Search

Berlangganan

Enter your email address:

Delivered by FeedBurner

Diberdayakan oleh Blogger.

VITAMIN YANG LARUT DALAM LEMAK
Vitamin A
Sifat      : Vitamin A adalah suatu kristal alkohol berwarna kuning dan larut dalam lemak. Dalam vitamin A biasanya terdapat dalam bentuk ester retinil, yaitu terikat dalam asam lemak rantai panjang.
Fungsi   : Vitamin A penting untuk pemeliharaan sel kornea dan epitel dari penglihatan. Vitamin A juga membantu pertumbuhan dan reproduksi tulang dan gigi. Selain itu vitamin A juga berperan dalam pembentukan dan pengaturan hormon serta membantu melindungi tubuh terhadap kanker.
Akibat Kekurangan Vitamin A :
1.    Rabun senja atau buta ayam
2.    Kulit menjadi tebal dan kasar
3.    Pertumbuhan menjadi lamban
4.    Kornea mata menjadi kuning


Vitamin D
Sifat    : - Dapat dibentuk tubuh terutama di kulit dengan bantuan sinar matahari.
-  Karena dapat disintesis dalam tubuh, vitamin D dapat dikatakan bukan vitamin, tapi suatu prohormon.
Fungsi   : Vitamin D bekerja pada mineralisasi tulang dengan meningkatkan penyerapan kalsium dan fosfor di dalam sistem pencernaan,sehingga kadarnya di dalam darah meningkat. Hal ini dilakukan dengan mengambil kalsium dari tulang dan dengan mendorong penyimpanannya oleh ginjal.
Akibat Kekurangan Vitamin D :
1.    pertumbuhan gigi tidak sempurna
2.    penyakit rachitis, dimana tulang-tulang tetap lunak dan berubah bentuknya.

Vitamin E
Sifat      : Vitamin E larut dalam pelarut lemak seperti minyak, lemak, alkohol, aseton, eter dan sebagainya. Karena tidak larut dalam air, vitamin E dalam tubuh hanya dapat dicerna dengan bantuan empedu hati,
Fungsi   : Seperti halnya vitamin C, Vitamin E juga merupakan antioksidan.
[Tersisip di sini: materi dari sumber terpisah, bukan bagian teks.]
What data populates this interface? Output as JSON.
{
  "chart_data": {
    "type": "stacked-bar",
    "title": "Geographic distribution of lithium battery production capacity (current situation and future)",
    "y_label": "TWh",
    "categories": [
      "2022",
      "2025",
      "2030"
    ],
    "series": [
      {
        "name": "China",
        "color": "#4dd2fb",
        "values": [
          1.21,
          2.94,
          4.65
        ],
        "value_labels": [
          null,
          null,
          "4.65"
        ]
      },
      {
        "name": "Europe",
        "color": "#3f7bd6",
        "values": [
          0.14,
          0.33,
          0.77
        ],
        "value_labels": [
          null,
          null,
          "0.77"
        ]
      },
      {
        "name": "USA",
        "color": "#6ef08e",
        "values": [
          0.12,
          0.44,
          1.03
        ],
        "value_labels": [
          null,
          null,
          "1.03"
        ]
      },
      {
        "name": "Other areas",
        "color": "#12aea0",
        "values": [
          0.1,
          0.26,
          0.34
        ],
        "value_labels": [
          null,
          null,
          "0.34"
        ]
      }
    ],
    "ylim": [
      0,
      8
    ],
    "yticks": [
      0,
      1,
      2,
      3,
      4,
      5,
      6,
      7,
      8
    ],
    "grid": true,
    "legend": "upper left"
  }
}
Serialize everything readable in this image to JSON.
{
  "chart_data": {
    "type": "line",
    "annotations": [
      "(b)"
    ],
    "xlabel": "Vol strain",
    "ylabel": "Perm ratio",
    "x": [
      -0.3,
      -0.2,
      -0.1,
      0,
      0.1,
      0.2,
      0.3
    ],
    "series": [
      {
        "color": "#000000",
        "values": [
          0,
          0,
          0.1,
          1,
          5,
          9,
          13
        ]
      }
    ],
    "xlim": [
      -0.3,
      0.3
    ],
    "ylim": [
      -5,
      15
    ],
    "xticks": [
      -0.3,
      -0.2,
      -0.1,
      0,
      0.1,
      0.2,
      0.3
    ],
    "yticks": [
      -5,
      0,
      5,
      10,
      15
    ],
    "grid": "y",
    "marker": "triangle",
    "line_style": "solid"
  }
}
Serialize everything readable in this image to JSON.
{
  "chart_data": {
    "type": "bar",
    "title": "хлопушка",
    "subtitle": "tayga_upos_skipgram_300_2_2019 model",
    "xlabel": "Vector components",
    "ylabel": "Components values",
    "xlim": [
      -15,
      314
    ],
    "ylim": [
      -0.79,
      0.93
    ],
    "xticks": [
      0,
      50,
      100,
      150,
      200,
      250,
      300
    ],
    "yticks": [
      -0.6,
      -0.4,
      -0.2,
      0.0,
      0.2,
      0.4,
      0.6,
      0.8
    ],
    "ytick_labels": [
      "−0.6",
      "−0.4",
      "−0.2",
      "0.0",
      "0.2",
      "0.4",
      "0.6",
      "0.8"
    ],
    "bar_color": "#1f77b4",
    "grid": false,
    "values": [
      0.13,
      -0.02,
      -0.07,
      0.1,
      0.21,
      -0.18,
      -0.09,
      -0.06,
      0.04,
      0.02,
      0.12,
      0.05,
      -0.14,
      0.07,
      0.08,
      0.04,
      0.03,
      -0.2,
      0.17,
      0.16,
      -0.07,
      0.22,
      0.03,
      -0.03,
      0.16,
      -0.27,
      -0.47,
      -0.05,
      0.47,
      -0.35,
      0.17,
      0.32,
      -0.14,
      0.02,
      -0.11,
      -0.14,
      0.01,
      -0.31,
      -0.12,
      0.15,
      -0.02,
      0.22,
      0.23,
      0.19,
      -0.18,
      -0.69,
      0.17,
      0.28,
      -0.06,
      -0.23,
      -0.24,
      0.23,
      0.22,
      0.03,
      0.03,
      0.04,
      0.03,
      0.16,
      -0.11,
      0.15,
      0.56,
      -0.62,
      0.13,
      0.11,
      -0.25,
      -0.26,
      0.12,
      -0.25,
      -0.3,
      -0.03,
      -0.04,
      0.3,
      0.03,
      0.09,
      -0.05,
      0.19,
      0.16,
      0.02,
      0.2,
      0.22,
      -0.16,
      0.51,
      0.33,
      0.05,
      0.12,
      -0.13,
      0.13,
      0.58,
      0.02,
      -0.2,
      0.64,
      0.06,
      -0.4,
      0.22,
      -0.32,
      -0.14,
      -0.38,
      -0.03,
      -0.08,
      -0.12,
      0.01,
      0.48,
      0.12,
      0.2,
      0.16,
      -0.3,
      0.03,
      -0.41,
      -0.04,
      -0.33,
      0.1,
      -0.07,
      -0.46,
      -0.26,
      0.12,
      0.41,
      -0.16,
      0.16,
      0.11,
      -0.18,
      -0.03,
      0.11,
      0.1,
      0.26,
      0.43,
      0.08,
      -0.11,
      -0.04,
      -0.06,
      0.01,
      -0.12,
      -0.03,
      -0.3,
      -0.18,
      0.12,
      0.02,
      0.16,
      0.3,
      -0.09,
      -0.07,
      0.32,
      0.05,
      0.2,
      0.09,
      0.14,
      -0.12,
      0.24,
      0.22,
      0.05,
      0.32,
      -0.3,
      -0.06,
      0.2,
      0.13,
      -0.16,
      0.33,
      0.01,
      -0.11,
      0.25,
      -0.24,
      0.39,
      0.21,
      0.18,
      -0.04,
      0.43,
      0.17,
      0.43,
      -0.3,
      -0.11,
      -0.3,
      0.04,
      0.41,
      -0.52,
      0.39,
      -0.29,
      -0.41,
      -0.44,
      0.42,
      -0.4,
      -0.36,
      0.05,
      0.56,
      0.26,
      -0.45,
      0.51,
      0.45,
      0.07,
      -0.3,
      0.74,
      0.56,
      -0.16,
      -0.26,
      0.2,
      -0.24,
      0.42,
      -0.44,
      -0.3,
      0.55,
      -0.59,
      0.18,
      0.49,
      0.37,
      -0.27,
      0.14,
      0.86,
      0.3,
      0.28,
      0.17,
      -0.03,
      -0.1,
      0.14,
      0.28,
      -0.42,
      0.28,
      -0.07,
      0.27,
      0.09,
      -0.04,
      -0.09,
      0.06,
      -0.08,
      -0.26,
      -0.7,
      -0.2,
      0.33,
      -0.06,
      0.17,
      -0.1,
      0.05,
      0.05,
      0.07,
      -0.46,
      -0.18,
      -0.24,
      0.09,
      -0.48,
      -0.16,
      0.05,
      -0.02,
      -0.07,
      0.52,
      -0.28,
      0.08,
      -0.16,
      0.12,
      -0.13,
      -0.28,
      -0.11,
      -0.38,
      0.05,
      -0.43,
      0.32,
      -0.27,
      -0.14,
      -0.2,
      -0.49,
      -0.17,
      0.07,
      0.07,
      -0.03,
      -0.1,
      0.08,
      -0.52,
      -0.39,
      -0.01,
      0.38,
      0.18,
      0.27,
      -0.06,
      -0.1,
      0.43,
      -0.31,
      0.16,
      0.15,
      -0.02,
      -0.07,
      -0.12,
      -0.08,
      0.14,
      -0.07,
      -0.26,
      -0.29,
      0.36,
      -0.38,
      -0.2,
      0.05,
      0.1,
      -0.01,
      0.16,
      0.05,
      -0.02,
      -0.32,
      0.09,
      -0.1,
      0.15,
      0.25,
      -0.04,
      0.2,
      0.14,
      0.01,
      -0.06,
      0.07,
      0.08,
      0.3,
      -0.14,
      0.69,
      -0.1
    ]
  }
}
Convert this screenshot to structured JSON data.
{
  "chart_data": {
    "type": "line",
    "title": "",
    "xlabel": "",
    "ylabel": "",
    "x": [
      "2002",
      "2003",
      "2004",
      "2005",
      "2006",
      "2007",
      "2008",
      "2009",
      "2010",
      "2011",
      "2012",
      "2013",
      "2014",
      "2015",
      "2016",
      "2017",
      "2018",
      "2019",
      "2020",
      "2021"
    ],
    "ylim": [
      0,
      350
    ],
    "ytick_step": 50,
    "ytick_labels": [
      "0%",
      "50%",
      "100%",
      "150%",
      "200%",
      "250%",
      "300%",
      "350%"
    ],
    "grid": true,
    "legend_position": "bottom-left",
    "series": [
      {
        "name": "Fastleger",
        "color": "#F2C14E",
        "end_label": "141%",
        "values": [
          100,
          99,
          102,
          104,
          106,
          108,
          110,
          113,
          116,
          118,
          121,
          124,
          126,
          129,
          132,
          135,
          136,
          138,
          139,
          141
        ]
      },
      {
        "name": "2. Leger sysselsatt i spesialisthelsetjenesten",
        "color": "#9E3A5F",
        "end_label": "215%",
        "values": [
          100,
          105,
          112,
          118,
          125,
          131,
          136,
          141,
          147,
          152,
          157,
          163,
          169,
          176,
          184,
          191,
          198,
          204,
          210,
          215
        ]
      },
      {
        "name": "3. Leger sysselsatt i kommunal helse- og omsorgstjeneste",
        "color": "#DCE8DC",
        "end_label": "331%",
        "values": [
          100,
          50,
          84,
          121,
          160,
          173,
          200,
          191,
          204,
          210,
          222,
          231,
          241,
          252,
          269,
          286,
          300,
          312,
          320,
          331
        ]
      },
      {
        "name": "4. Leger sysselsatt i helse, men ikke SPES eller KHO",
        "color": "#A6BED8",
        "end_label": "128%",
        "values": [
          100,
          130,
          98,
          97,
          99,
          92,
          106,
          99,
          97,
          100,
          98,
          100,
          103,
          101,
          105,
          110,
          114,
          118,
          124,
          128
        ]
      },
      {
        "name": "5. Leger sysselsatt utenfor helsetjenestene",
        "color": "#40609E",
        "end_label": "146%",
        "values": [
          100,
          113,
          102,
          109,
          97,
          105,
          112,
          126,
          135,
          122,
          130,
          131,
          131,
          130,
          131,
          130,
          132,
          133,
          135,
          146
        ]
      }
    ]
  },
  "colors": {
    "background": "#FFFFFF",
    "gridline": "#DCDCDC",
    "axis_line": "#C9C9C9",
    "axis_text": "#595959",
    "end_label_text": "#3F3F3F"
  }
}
Vitamin E membantu menstabilkan membran sel, mengatur reaksi oksidasi dan melindungi vitamin A. Dalam peranannya sebagai anti oksidan, vitamin E mempunyai pengaruh besar terhadap sel, seperti sel darah merah dan sel darah putih yang melewati paru-paru.
Akibat Kekurangan Vitamin E :
Ketika kadar vitamin E dalam darah sangat rendah, sel darah merah dapat terbelah. Proses ini disebut hemolisis eritrodit dan dapat dihindari dengan vitamin E. Kekurangan vitamin E dapat berakibat pada sistem syaraf dan otot yang menyebabkan kelemahan, kesulitan berjalan dan nyeri pada otot betis.

Vitamin K
Sifat      : Vitamin K cukup tahan terhadap panas, tetapi tidak tahan terhadap bahan alkali dan cahaya.
Fungsi   : Vitamin K merupakan kebutuhan penting untuk sintesis beberapa protein termasuk dalam pembekuan darah. Vitamin K juga dibutuhkan untuk pembentukan tulang.
Akibat Kekurangan Vitamin K :
1.    pendarahan yang terus menerus
2.    anemia yang hebat
3.    darah sukar membeku bila ada salah satu alat tubuh kita yang terluka.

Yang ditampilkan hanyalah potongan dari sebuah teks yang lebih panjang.